Als gesetzt betrachte ich sämtliche realen Vergehen der Kirche (sowohl ihrer Priester als auch ihrer Prälaten) und alle berechtigten Vorwürfe, die man ihr in den vergangenen Monaten machte. Das soll hier nicht Thema sein. Stattdessen drängt es mich, noch einmal die angebliche Realitätsferne des Vatikan dem Verständnis von Realität gewisser Berichterstatter gegen-überzustellen.

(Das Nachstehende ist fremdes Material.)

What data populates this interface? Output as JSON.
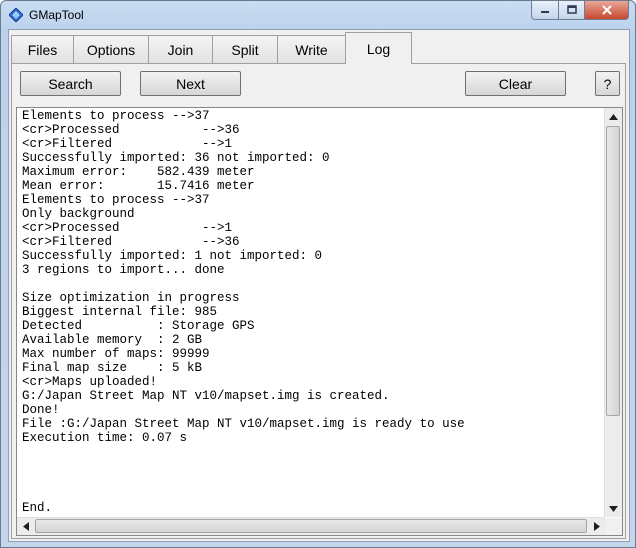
{
  "window": {
    "title": "GMapTool"
  },
  "tabs": [
    {
      "id": "files",
      "label": "Files"
    },
    {
      "id": "options",
      "label": "Options"
    },
    {
      "id": "join",
      "label": "Join"
    },
    {
      "id": "split",
      "label": "Split"
    },
    {
      "id": "write",
      "label": "Write"
    },
    {
      "id": "log",
      "label": "Log"
    }
  ],
  "active_tab": "Log",
  "toolbar": {
    "search_label": "Search",
    "next_label": "Next",
    "clear_label": "Clear",
    "help_label": "?"
  },
  "log": {
    "lines": [
      "Elements to process -->37",
      "<cr>Processed           -->36",
      "<cr>Filtered            -->1",
      "Successfully imported: 36 not imported: 0",
      "Maximum error:    582.439 meter",
      "Mean error:       15.7416 meter",
      "Elements to process -->37",
      "Only background",
      "<cr>Processed           -->1",
      "<cr>Filtered            -->36",
      "Successfully imported: 1 not imported: 0",
      "3 regions to import... done",
      "",
      "Size optimization in progress",
      "Biggest internal file: 985",
      "Detected          : Storage GPS",
      "Available memory  : 2 GB",
      "Max number of maps: 99999",
      "Final map size    : 5 kB",
      "<cr>Maps uploaded!",
      "G:/Japan Street Map NT v10/mapset.img is created.",
      "Done!",
      "File :G:/Japan Street Map NT v10/mapset.img is ready to use",
      "Execution time: 0.07 s",
      "",
      "",
      "",
      "",
      "End."
    ]
  }
}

Irgendwann zur Zeit des Zweiten Vatikanischen Konzils, spätestens aber mit der Veröffentlichung von Humanae Vitae begann ein Prozeß des Sich-Selbständig-Machens von Kirchenkritik und Pop-Theologie, der in dem ungeschriebenen Gesetz mündete, daß Kirchenklatschen irgendwie immer geht (ein paar Zeilen und Hintergründe dazu hier in einem älteren Eintrag).

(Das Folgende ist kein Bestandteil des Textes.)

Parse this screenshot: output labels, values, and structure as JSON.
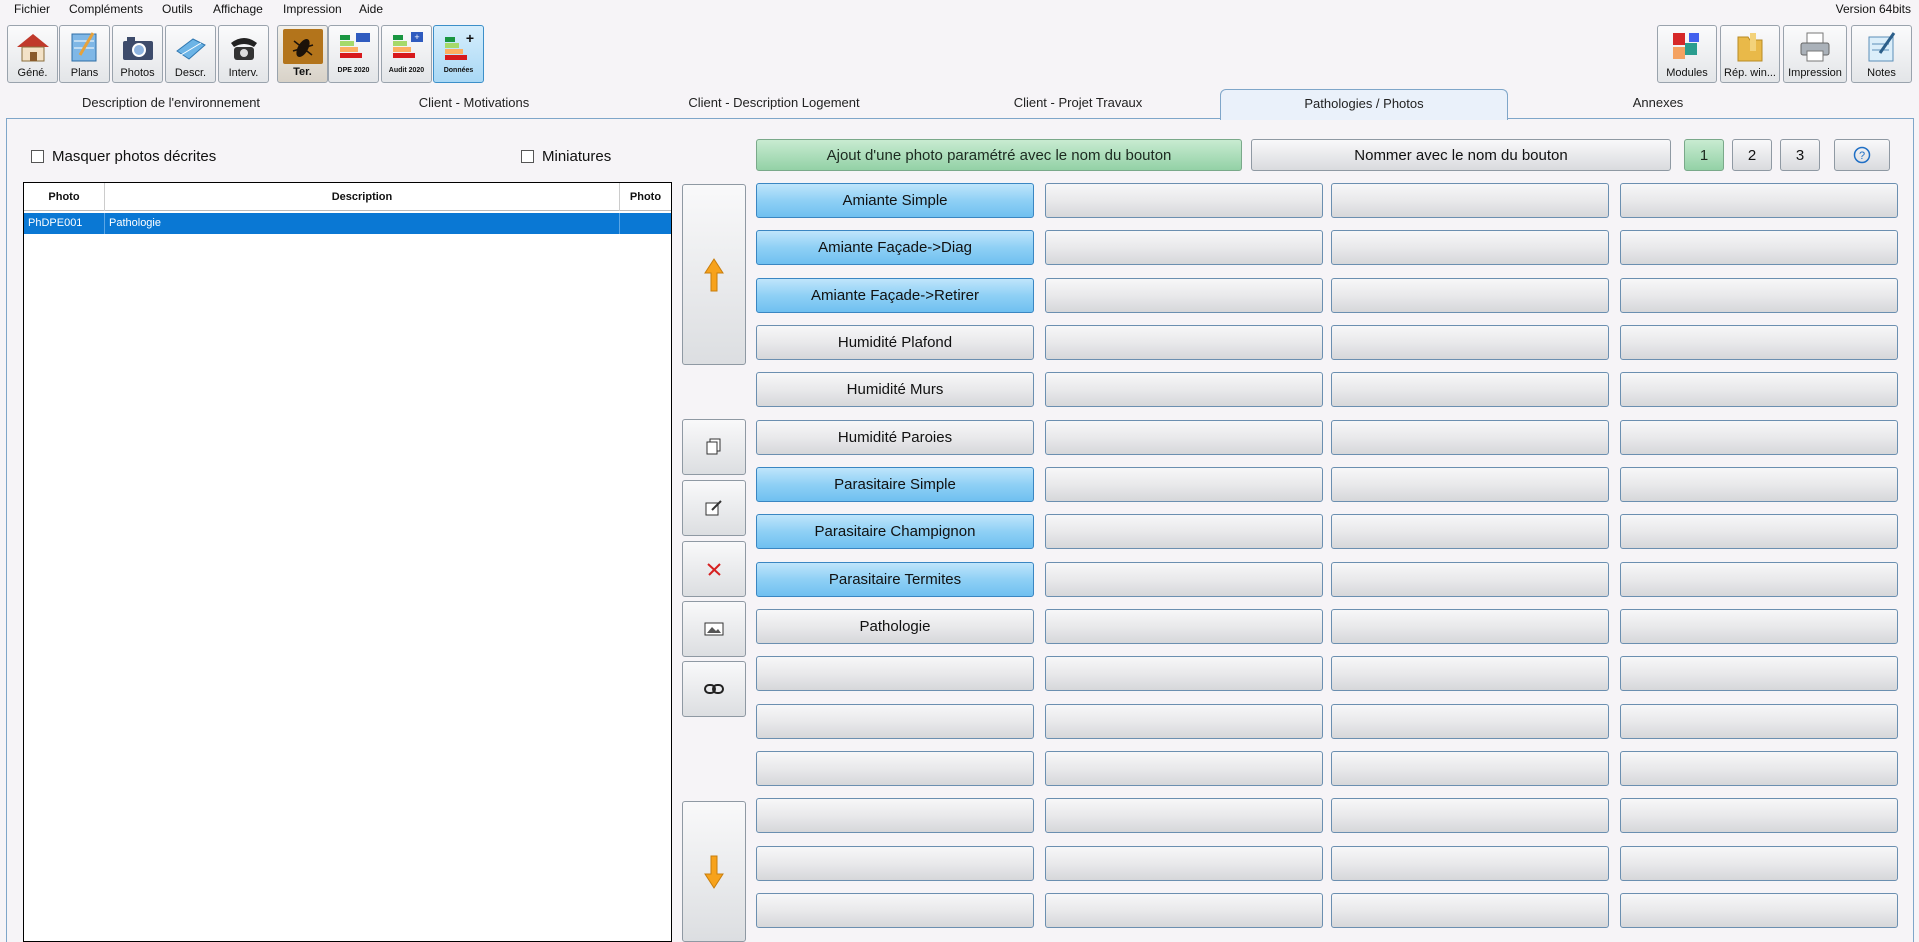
{
  "menu": {
    "items": [
      "Fichier",
      "Compléments",
      "Outils",
      "Affichage",
      "Impression",
      "Aide"
    ],
    "version": "Version 64bits"
  },
  "toolbar": {
    "left": [
      {
        "label": "Géné.",
        "icon": "house-icon"
      },
      {
        "label": "Plans",
        "icon": "plan-icon"
      },
      {
        "label": "Photos",
        "icon": "camera-icon"
      },
      {
        "label": "Descr.",
        "icon": "description-icon"
      },
      {
        "label": "Interv.",
        "icon": "phone-icon"
      },
      {
        "label": "Ter.",
        "icon": "termite-icon"
      },
      {
        "label": "DPE 2020",
        "icon": "energy-label-icon"
      },
      {
        "label": "Audit 2020",
        "icon": "energy-label-plus-icon"
      },
      {
        "label": "Données",
        "icon": "energy-data-icon"
      }
    ],
    "right": [
      {
        "label": "Modules",
        "icon": "puzzle-icon"
      },
      {
        "label": "Rép. win...",
        "icon": "folder-icon"
      },
      {
        "label": "Impression",
        "icon": "printer-icon"
      },
      {
        "label": "Notes",
        "icon": "notes-icon"
      }
    ]
  },
  "tabs": [
    "Description de l'environnement",
    "Client - Motivations",
    "Client - Description Logement",
    "Client - Projet Travaux",
    "Pathologies / Photos",
    "Annexes"
  ],
  "selected_tab": 4,
  "options": {
    "hide_described": "Masquer photos décrites",
    "thumbnails": "Miniatures"
  },
  "table": {
    "headers": [
      "Photo",
      "Description",
      "Photo"
    ],
    "rows": [
      {
        "photo": "PhDPE001",
        "description": "Pathologie",
        "photo2": ""
      }
    ]
  },
  "actions": {
    "add_photo": "Ajout d'une photo paramétré avec le nom du bouton",
    "rename": "Nommer avec le nom du bouton",
    "pages": [
      "1",
      "2",
      "3"
    ],
    "help_icon": "help-icon"
  },
  "grid": {
    "column0": [
      {
        "label": "Amiante Simple",
        "style": "blue"
      },
      {
        "label": "Amiante Façade->Diag",
        "style": "blue"
      },
      {
        "label": "Amiante Façade->Retirer",
        "style": "blue"
      },
      {
        "label": "Humidité Plafond",
        "style": "grey"
      },
      {
        "label": "Humidité Murs",
        "style": "grey"
      },
      {
        "label": "Humidité Paroies",
        "style": "grey"
      },
      {
        "label": "Parasitaire Simple",
        "style": "blue"
      },
      {
        "label": "Parasitaire Champignon",
        "style": "blue"
      },
      {
        "label": "Parasitaire Termites",
        "style": "blue"
      },
      {
        "label": "Pathologie",
        "style": "grey"
      },
      {
        "label": "",
        "style": "grey"
      },
      {
        "label": "",
        "style": "grey"
      },
      {
        "label": "",
        "style": "grey"
      },
      {
        "label": "",
        "style": "grey"
      },
      {
        "label": "",
        "style": "grey"
      },
      {
        "label": "",
        "style": "grey"
      }
    ]
  }
}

Selbst von politisch schwer linkslastigen und extrem säkularisierten Bekannten konnte ich schon in den frühen 90ern nicht selten Sätze hören wie: „Es stimmt wohl, daß Anti-Katholizismus das letzte noch akzeptierte Vorurteil ist.“
Viel früher aber noch begann ein Prozeß, den man nur als atemberaubende Entmachtung der Katholischen Kirche bezeichnen kann. Sicher, hier mag zuerst die materielle Seite auffallen. Wer z.B. einen französischen Bischof oder einen in Rom residieren Kardinal oder auch einen Papst des Jahres 1775 mit seinen zeitgenössischen Amtsbrüdern vergleicht, dem kommen nicht unbedingt die Tränen ob der elenden Not, in welcher Prälaten heutzutage dahinvegetieren. Aber der krasse Unterschied in den äußeren Zeichen, in den Privilegien, in der Lebensführung, im Selbstverständnis, in der besessenen und tatsächlich ausgeübten Macht, in Ansehen und Stand – all dies spricht Bände auch über die Art, wie man Begriffe wie “Kirche“, “Papst“, “Vatikan“ oder “Katholizismus“ heute versteht und kommuniziert und über die tatsächliche Bindung eines ehemals katholischen, dann immerhin noch christlichen Kontinents an seine erste und vorrangige Heilsinstitution.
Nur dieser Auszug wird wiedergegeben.